Прошло некоторое время, прежде чем наваждение, вызванное ее появлением, схлынуло и присутствующие смогли опомниться и вернуться к сплетням и пересудам.
– Она только-только приехала из Парижа… – перешептывались в толпе. – Говорят, там она изучала актерское мастерство…
– Что вы? Я слышал другое…
– Она лежала в клинике для душевнобольных…
– Профессор Левинсон, дальний родственник Рубинштейнов…
– Как? Знаменитый психиатр?..
– Он-то и упек Иду в лечебницу…
– Еще бы! Миллионерша на сценических подмостках…
– Не может быть…
– Это скандал!
– Позор для ортодоксальной еврейской семьи…
– Мадам Горовиц не выдержала такого надругательства над любимой племянницей…
– Иду выпустили из психушки по ходатайству петербургской родни…
Девушки в кружевных наколках разносили гостям шампанское. Эмма едва пригубила, зато ее муж осушил несколько бокалов. Его сердце билось тревожными толчками, в груди разлился жар. Он напряженно прислушивался, о чем говорят окружающие, ловил каждое слово, касающееся Иды.
Тепло от натопленных печей и разгоряченной публики мешалось с запахом хризантем, которые повсюду стояли в вазах. Воздух загустел, от него кружилась голова.
– Мне душно, – пожаловалась Оленину жена. – Давай выйдем…
– Куда?
– На балкон.
– На балконе холодно.
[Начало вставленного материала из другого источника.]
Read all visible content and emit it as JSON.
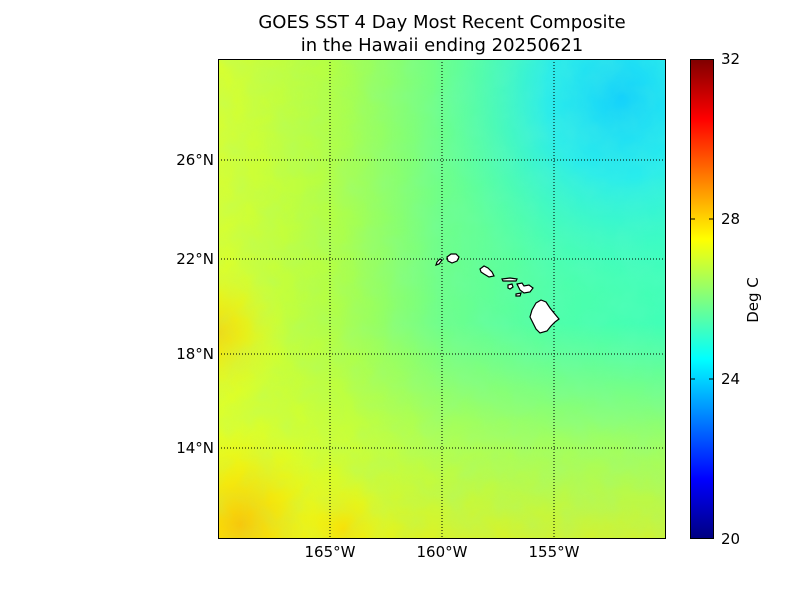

Тебе не стоит так затягивать корсет, дорогая…
Он оставил Эмму на попечение двух молоденьких горничных и отправился в курительную. Там разговор продолжал крутиться около Иды Рубинштейн.
– Выйдя из психушки, она не нашла ничего лучшего, как выйти замуж за сына тетушки…
– Правильно сделала. Владимир Горовиц – отличная партия. Главное – у родственников не было повода возражать…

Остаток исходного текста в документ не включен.